J’ai rencontré Hélène sur les bancs de l’université, où nous avons suivi le même cursus pendant trois ans. Connaissant son engagement féministe, je lui ai proposé de faire partie des premiers portraits sur Women of the World.


Bien qu’il faille que je témoigne de ma vie en tant que « femme », j’aurai dans mon fort intérieur préféré avoir pu accomplir une étape importante pour la vie d’autrui avant de parler de moi. Mais, qui sait, peut être que mon parcours du haut de mes 20 ans pourra encourager d’autres femmes à oser et à je l’espère ouvrir les yeux sur notre condition.

Bonjour, je m’appelle Hélène, j’ai 20 ans, et je suis sur le point d’obtenir mon premier diplôme d’études supérieures. S’il y a une chose que j’ai compris durant ces années à l’Université, c’est que j’avais tout faux sur un bon nombre de mes perceptions du monde qui nous entoure. Surtout entre nous, êtres humains.

Depuis mon plus jeune âge, on m’a appris à donner plus d’importance à l’opinion et la vision des hommes qui m’entourent plutôt qu’à celles des femmes. Je me suis retrouvée à de multiples reprises à espérer plaire aux hommes qui m’entouraient, comme si cela m’apporterait la finalité de mon accomplissement en tant que personne. Il n’est pas ici question de séduction à des fins charnelles, mais bien du pouvoir que le regard et l’opinion des hommes ont vis-à-vis des femmes. Et ce pouvoir, que nous-mêmes offrons aux hommes de nous juger, de nous qualifier, et surtout de décider de notre valeur en tant que femme sur une échelle de féminité fictive, nous nous le faisons apprendre depuis le plus jeune âge avec la fabrication du mythe de « La Femme », cet être aimant, docile, agréable à regarder et indéniablement sexualisée.

Pour plaire à la gente masculine, on m’a appris à avoir une apparence irréprochable : taille fine, cheveux long, épilation, maquillage…la liste de tous les artifices que nous nous infligeons est longue. Il m’aura fallu 20 ans pour comprendre que ma valeur ne dépend pas de mon apparence physique mais de ce que je suis capable d’accomplir concrètement dans mon quotidien. Il m’aura fallu suivre l’enseignement d’une professeure engagée pour comprendre que le pouvoir, ça se donne. La servitude volontaire est au cœur des mécanismes et des rouages du patriarcat, incitant les femmes d’elles-mêmes à se considérer comme des corps mis à la disposition des hommes. Pourquoi as-tu commencé à t’épiler toi ? Qu’est-ce qui te donne envie de porter des chaussures à talon inconfortables ? Pourquoi dépenses-tu des centaines de dollars en crème pour le corps et sérum repulpant ?

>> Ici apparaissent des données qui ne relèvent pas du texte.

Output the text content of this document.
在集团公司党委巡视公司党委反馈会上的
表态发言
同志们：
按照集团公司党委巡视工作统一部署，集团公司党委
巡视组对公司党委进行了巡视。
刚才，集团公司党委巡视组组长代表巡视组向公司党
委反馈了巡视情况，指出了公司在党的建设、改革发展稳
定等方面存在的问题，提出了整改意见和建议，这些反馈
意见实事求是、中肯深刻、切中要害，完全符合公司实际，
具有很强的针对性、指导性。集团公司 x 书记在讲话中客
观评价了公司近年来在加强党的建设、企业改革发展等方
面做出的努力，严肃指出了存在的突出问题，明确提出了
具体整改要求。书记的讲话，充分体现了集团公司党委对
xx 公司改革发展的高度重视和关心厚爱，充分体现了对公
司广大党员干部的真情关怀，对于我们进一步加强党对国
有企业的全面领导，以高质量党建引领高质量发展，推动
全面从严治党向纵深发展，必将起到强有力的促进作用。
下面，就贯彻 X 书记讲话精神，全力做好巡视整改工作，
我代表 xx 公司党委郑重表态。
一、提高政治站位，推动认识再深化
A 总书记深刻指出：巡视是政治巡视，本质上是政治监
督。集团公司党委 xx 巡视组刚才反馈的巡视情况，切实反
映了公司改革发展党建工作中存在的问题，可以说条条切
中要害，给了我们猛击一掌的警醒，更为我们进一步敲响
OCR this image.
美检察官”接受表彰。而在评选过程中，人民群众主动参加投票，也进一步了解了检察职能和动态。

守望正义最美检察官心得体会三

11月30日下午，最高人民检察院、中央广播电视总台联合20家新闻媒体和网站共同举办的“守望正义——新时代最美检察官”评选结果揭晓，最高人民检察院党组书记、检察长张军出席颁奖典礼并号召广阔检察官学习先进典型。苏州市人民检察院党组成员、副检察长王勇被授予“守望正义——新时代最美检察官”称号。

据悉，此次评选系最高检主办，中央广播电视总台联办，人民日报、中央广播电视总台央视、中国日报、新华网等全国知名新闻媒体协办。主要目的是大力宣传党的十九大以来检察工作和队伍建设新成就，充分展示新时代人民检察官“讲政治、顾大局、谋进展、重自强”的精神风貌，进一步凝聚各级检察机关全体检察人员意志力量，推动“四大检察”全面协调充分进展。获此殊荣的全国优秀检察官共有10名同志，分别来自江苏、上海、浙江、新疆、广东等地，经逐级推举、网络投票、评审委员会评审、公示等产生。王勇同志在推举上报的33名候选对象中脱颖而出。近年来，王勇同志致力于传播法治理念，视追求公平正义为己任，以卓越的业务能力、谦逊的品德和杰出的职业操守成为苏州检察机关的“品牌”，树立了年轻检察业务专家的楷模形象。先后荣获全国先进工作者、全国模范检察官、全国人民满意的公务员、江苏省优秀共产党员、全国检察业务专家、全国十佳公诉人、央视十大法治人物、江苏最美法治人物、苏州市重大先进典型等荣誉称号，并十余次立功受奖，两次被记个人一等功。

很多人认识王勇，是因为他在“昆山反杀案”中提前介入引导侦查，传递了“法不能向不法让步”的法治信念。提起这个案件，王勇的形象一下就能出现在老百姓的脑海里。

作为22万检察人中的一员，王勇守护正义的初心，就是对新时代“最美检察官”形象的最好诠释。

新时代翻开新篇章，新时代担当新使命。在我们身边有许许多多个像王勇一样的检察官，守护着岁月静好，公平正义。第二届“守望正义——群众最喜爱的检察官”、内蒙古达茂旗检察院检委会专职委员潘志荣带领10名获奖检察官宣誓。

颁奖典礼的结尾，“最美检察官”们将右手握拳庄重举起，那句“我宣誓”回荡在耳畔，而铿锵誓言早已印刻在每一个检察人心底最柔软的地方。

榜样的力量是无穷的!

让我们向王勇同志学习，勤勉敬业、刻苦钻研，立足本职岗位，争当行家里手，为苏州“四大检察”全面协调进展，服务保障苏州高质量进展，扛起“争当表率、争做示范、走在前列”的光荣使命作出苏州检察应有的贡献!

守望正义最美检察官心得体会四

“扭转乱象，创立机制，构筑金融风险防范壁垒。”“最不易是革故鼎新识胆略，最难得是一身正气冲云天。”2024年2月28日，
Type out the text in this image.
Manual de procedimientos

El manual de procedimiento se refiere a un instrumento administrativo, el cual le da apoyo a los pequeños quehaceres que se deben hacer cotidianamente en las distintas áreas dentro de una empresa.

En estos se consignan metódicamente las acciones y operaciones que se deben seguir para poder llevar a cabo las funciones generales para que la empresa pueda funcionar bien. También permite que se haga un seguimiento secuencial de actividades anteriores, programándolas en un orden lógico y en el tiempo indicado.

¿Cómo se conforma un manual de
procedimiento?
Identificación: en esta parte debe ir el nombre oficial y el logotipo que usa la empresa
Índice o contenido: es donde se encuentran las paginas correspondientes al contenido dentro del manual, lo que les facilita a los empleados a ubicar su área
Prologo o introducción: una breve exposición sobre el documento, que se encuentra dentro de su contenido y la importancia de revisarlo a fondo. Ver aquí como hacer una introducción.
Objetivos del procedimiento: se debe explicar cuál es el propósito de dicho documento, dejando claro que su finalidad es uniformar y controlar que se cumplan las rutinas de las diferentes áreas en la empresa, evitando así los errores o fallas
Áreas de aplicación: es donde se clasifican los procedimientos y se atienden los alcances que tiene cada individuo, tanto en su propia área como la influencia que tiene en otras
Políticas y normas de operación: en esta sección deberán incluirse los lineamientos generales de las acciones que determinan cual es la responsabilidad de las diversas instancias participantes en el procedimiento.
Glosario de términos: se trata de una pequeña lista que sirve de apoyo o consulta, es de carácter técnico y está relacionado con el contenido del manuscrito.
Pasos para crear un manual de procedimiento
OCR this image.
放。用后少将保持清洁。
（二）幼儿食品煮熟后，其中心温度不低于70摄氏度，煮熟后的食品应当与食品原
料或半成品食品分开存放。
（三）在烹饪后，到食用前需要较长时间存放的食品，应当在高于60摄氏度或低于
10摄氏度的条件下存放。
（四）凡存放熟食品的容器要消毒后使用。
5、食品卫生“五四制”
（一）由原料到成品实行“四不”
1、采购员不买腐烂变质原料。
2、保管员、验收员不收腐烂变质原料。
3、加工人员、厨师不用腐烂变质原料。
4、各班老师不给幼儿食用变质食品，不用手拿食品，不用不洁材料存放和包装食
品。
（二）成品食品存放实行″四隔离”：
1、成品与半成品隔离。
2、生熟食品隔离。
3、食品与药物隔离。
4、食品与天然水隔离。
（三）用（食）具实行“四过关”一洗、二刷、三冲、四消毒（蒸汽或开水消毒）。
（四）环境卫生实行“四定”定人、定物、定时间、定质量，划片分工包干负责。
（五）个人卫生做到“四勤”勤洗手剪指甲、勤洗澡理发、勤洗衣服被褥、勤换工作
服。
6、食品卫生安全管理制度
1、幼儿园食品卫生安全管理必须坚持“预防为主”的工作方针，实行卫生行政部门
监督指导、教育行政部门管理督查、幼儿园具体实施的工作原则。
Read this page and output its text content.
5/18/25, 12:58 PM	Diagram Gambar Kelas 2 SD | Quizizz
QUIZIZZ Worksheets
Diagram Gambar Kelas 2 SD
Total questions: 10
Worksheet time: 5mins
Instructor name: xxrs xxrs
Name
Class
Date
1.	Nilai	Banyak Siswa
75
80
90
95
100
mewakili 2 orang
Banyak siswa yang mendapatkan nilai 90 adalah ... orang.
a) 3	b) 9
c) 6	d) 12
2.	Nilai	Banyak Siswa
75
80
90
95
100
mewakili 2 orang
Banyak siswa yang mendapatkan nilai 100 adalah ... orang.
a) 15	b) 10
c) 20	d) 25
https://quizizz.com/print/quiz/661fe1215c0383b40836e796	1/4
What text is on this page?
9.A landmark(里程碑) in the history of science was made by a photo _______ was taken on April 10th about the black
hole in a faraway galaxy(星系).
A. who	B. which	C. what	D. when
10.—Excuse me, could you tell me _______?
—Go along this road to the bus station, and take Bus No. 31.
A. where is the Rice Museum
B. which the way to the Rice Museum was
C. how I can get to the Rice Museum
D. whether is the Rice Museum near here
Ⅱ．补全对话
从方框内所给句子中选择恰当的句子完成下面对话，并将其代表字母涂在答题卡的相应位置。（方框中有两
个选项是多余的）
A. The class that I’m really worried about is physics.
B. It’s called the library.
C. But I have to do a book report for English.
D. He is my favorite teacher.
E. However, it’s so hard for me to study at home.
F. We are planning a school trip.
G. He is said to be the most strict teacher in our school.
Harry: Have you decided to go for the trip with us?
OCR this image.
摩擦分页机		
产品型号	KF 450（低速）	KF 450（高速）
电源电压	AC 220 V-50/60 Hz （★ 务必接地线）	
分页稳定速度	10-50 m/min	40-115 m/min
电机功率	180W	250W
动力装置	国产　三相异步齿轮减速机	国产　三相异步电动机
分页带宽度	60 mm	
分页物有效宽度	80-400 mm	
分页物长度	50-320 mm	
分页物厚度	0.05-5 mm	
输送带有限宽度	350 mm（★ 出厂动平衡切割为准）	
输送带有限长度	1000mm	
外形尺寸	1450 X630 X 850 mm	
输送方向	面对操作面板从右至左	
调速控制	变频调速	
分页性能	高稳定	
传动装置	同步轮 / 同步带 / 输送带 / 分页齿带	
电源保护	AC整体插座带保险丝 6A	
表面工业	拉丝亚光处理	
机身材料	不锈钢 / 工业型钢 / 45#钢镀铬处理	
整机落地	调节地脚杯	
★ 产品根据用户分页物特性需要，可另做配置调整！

J’ai ainsi perdu énormément de temps, d’énergie et même d’argent à fabriquer ma coquille de « femme » pour être acceptée et valorisée par les hommes qui m’entouraient. Et puis un jour, avec l’accumulation de mes lectures, cours magistraux sur la condition féminine, et mes expériences de la vie, j’ai réussi à sortir de ce mécanisme pervers enfermant les hommes et les femmes dans des cages de verre ou la fluidité et le mélange n’ont pas leur place.

Comme ma professeure le disait, le pouvoir, ça se donne. Aujourd’hui, refuser de répondre aux standards de beauté féminin, c’est dire non. Non, je m’en fiche de ce que mes pairs vont penser de moi. Si mes poils diminuent ma personne en tant que femme à tes yeux, grand bien te fasse. Moi, je suis un être humain avant d’être « une femme ». Et ton opinion sur ce que devrait être une femme ou pas n’a plus aucune importance. Plus aucune.

Pour moi, c’est ça ma victoire. Redonner le pouvoir de me qualifier à la bonne personne, c’est-à-dire moi. La Femme n’existe pas. Il n’y a que des femmes, êtres humains avant tout.

Hélène, le 17 mai 2020

Note de l’auteure : ce texte a été rédigé par une femme blanche issue de la classe moyenne/élevée et par conséquent, n’illustre pas la réalité de toutes les femmes.